I would like to write reviews, but as I’m neither a composer nor a performer, I’m not sure what I can say. Reviews often seem to be exercises in pretentiousness, but as I said above, my observations would be superficial because I lack the knowledge and understanding to be able to judge a piece of music. There are a few exceptions such as Couperin’s Nouveaux Concerts (1977) played by Heinz Holliger et al. on modern instruments, which sounds so wrong. I have my doubts about the Linde-Consort’s Trio Sonatas by Bach and Handel, and I suspect Danses Danseryes by Musica Antiqua, which is my oldest CD, is probably also early music played on modern instruments.

I seriously regret buying Bach’s Harpsichord Works played by Christophe Rousset, who, in my view, butchers them (and worse than that, I only got four short pieces that I didn’t already have).

I’m at best lukewarm about Pamela Thorby’s Linn albums, Garden of Early Delights and The Nightingale and the Butterfly, especially the former, which sound a little Renaissance Fayre to me and appear to lack the gravitas I like in my early music. Part of the problem may be instrumentation, which just doesn’t suit the music (e.g. Castello’s “Sonata seconda a sopran solo” from Libro II; and worse, Fontana’s “Sonata Sesta”, which is gratingly shrill on the recorder; try Ensemble Sonnerie’s [Erato] 1995 version with the violin). Basically, to my ears, there’s too much sopranino recorder for this to be pleasant. The Attaignant [sic] Consort do a much better, more mellow version of “Frais et Gaillard” with similar instrumentation.

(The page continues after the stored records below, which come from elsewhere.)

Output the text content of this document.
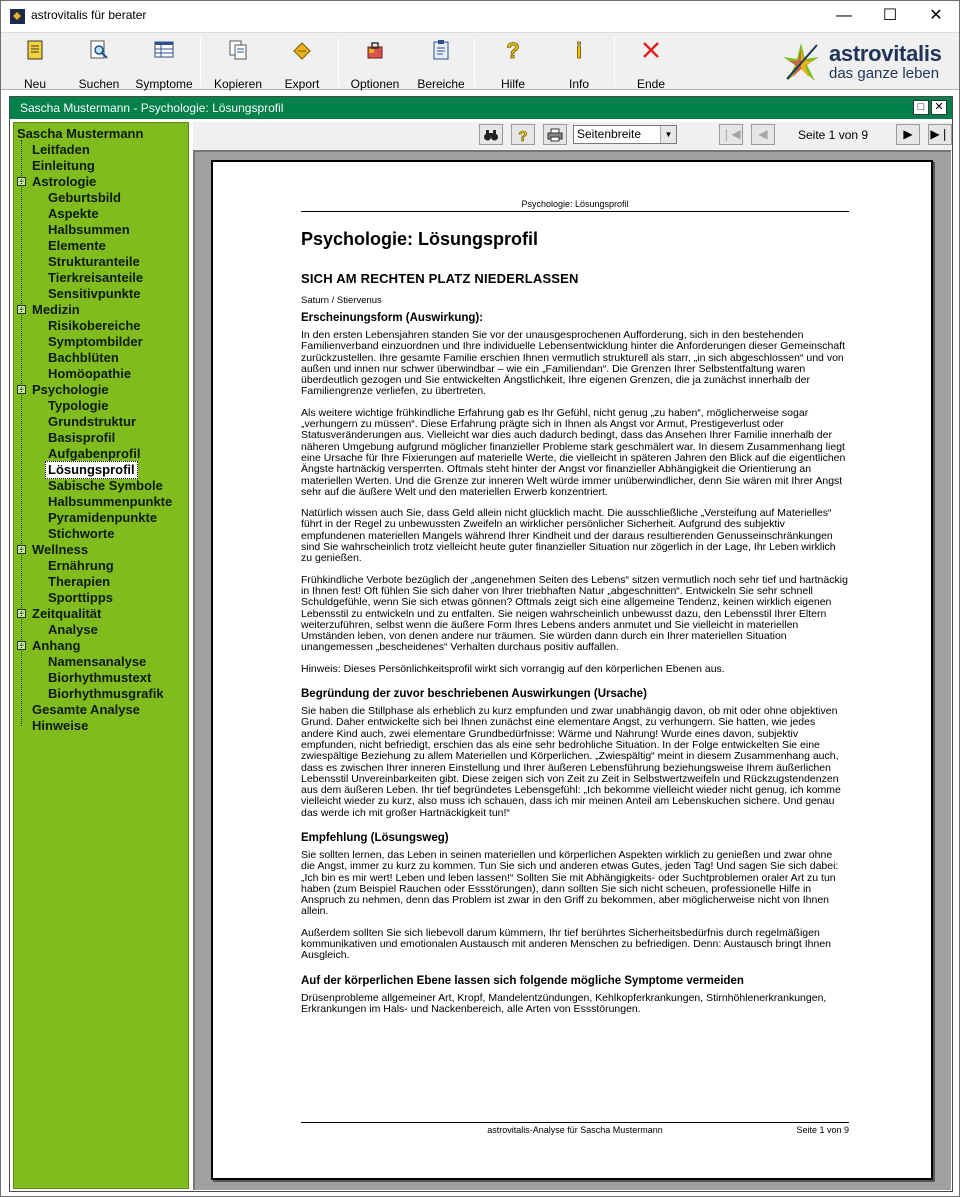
astrovitalis für berater	—	☐	✕
Neu	Suchen Symptome Kopieren	Export	Optionen	Bereiche
?
Hilfe
i
Info	Ende
astrovitalis
das ganze leben
Sascha Mustermann - Psychologie: Lösungsprofil	□ ✕
Sascha Mustermann
Leitfaden
Einleitung
Astrologie
−
Geburtsbild
Aspekte
Halbsummen
Elemente
Strukturanteile
Tierkreisanteile
Sensitivpunkte
Medizin
−
Risikobereiche
Symptombilder
Bachblüten
Homöopathie
Psychologie
−
Typologie
Grundstruktur
Basisprofil
Aufgabenprofil
Lösungsprofil
Sabische Symbole
Halbsummenpunkte
Pyramidenpunkte
Stichworte
Wellness
−
Ernährung
Therapien
Sporttipps
Zeitqualität
−
Analyse
Anhang
−
Namensanalyse
Biorhythmustext
Biorhythmusgrafik
Gesamte Analyse
Hinweise
?	Seitenbreite	▼	❘◀	◀	Seite 1 von 9	▶	▶❘
Psychologie: Lösungsprofil
Psychologie: Lösungsprofil
SICH AM RECHTEN PLATZ NIEDERLASSEN
Saturn / Stiervenus
Erscheinungsform (Auswirkung):
In den ersten Lebensjahren standen Sie vor der unausgesprochenen Aufforderung, sich in den bestehenden Familienverband einzuordnen und Ihre individuelle Lebensentwicklung hinter die Anforderungen dieser Gemeinschaft zurückzustellen. Ihre gesamte Familie erschien Ihnen vermutlich strukturell als starr, „in sich abgeschlossen“ und von außen und innen nur schwer überwindbar – wie ein „Familiendan“. Die Grenzen Ihrer Selbstentfaltung waren überdeutlich gezogen und Sie entwickelten Ängstlichkeit, Ihre eigenen Grenzen, die ja zunächst innerhalb der Familiengrenze verliefen, zu übertreten.
Als weitere wichtige frühkindliche Erfahrung gab es Ihr Gefühl, nicht genug „zu haben“, möglicherweise sogar „verhungern zu müssen“. Diese Erfahrung prägte sich in Ihnen als Angst vor Armut, Prestigeverlust oder Statusveränderungen aus. Vielleicht war dies auch dadurch bedingt, dass das Ansehen Ihrer Familie innerhalb der näheren Umgebung aufgrund möglicher finanzieller Probleme stark geschmälert war. In diesem Zusammenhang liegt eine Ursache für Ihre Fixierungen auf materielle Werte, die vielleicht in späteren Jahren den Blick auf die eigentlichen Ängste hartnäckig versperrten. Oftmals steht hinter der Angst vor finanzieller Abhängigkeit die Orientierung an materiellen Werten. Und die Grenze zur inneren Welt würde immer unüberwindlicher, denn Sie wären mit Ihrer Angst sehr auf die äußere Welt und den materiellen Erwerb konzentriert.
Natürlich wissen auch Sie, dass Geld allein nicht glücklich macht. Die ausschließliche „Versteifung auf Materielles“ führt in der Regel zu unbewussten Zweifeln an wirklicher persönlicher Sicherheit. Aufgrund des subjektiv empfundenen materiellen Mangels während Ihrer Kindheit und der daraus resultierenden Genusseinschränkungen sind Sie wahrscheinlich trotz vielleicht heute guter finanzieller Situation nur zögerlich in der Lage, Ihr Leben wirklich zu genießen.
Frühkindliche Verbote bezüglich der „angenehmen Seiten des Lebens“ sitzen vermutlich noch sehr tief und hartnäckig in Ihnen fest! Oft fühlen Sie sich daher von Ihrer triebhaften Natur „abgeschnitten“. Entwickeln Sie sehr schnell Schuldgefühle, wenn Sie sich etwas gönnen? Oftmals zeigt sich eine allgemeine Tendenz, keinen wirklich eigenen Lebensstil zu entwickeln und zu entfalten. Sie neigen wahrscheinlich unbewusst dazu, den Lebensstil Ihrer Eltern weiterzuführen, selbst wenn die äußere Form Ihres Lebens anders anmutet und Sie vielleicht in materiellen Umständen leben, von denen andere nur träumen. Sie würden dann durch ein Ihrer materiellen Situation unangemessen „bescheidenes“ Verhalten durchaus positiv auffallen.
Hinweis: Dieses Persönlichkeitsprofil wirkt sich vorrangig auf den körperlichen Ebenen aus.
Begründung der zuvor beschriebenen Auswirkungen (Ursache)
Sie haben die Stillphase als erheblich zu kurz empfunden und zwar unabhängig davon, ob mit oder ohne objektiven Grund. Daher entwickelte sich bei Ihnen zunächst eine elementare Angst, zu verhungern. Sie hatten, wie jedes andere Kind auch, zwei elementare Grundbedürfnisse: Wärme und Nahrung! Wurde eines davon, subjektiv empfunden, nicht befriedigt, erschien das als eine sehr bedrohliche Situation. In der Folge entwickelten Sie eine zwiespältige Beziehung zu allem Materiellen und Körperlichen. „Zwiespältig“ meint in diesem Zusammenhang auch, dass es zwischen Ihrer inneren Einstellung und Ihrer äußeren Lebensführung beziehungsweise Ihrem äußerlichen Lebensstil Unvereinbarkeiten gibt. Diese zeigen sich von Zeit zu Zeit in Selbstwertzweifeln und Rückzugstendenzen aus dem äußeren Leben. Ihr tief begründetes Lebensgefühl: „Ich bekomme vielleicht wieder nicht genug, ich komme vielleicht wieder zu kurz, also muss ich schauen, dass ich mir meinen Anteil am Lebenskuchen sichere. Und genau das werde ich mit großer Hartnäckigkeit tun!“
Empfehlung (Lösungsweg)
Sie sollten lernen, das Leben in seinen materiellen und körperlichen Aspekten wirklich zu genießen und zwar ohne die Angst, immer zu kurz zu kommen. Tun Sie sich und anderen etwas Gutes, jeden Tag! Und sagen Sie sich dabei: „Ich bin es mir wert! Leben und leben lassen!“ Sollten Sie mit Abhängigkeits- oder Suchtproblemen oraler Art zu tun haben (zum Beispiel Rauchen oder Essstörungen), dann sollten Sie sich nicht scheuen, professionelle Hilfe in Anspruch zu nehmen, denn das Problem ist zwar in den Griff zu bekommen, aber möglicherweise nicht von Ihnen allein.
Außerdem sollten Sie sich liebevoll darum kümmern, Ihr tief berührtes Sicherheitsbedürfnis durch regelmäßigen kommunikativen und emotionalen Austausch mit anderen Menschen zu befriedigen. Denn: Austausch bringt Ihnen Ausgleich.
Auf der körperlichen Ebene lassen sich folgende mögliche Symptome vermeiden
Drüsenprobleme allgemeiner Art, Kropf, Mandelentzündungen, Kehlkopferkrankungen, Stirnhöhlenerkrankungen, Erkrankungen im Hals- und Nackenbereich, alle Arten von Essstörungen.
astrovitalis-Analyse für Sascha Mustermann	Seite 1 von 9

Nor will I buy anything by Fretwork. I once read a review of some album of theirs, which was not com­pli­mentary, and having heard samples of what they do, I can’t help but agree even though I read the review more years ago than I can recall.

Viol music is often bland even if I did go through a phase of buying works by Couperin, Marais and Forqueray, which all sound like 17th- or 18th-century lift muzak. It should be soothing in the same way that 16th-century polyphony is soothing, but instead, it’s more like a fantasia with nothing the mind can grasp. In this category belongs Bach’s Cello Suites (I have albums by Tunnicliffe and Watkin), which all sound the same, which is Bach’s fault, and not that the gallant gentlemen who have assayed such works.

Lute music by Weiss is just as bland for want of some catchy tune. He may have been a better lutenist than Bach, but Bach had the much better melodies for lute.

Domenico Scarlatti’s harpsichord music is best sampled, and having an album or two of the best, most di­s­tinct pieces is quite enough to give an excellent sense of his entire repertoire. I have Vol. 2 of Pieter-Jan Belder’s epic series of Scarlatti’s keyboard sonatas, which I got for a very reasonable price, but that taught me that I need no more of the stuff.

While music from Brilliant Classics is cheapish, I often wonder about the quality, especially of the more prolific performers. Ditto Naxos, who manage to keep the cost of their albums as unnaturally low just as dhm keeps the cost unnaturally high. I also wonder about The Sixteen, who also seem to churn it out, and the Tallis Scholars, although they have the excuse of having been around for a very long time.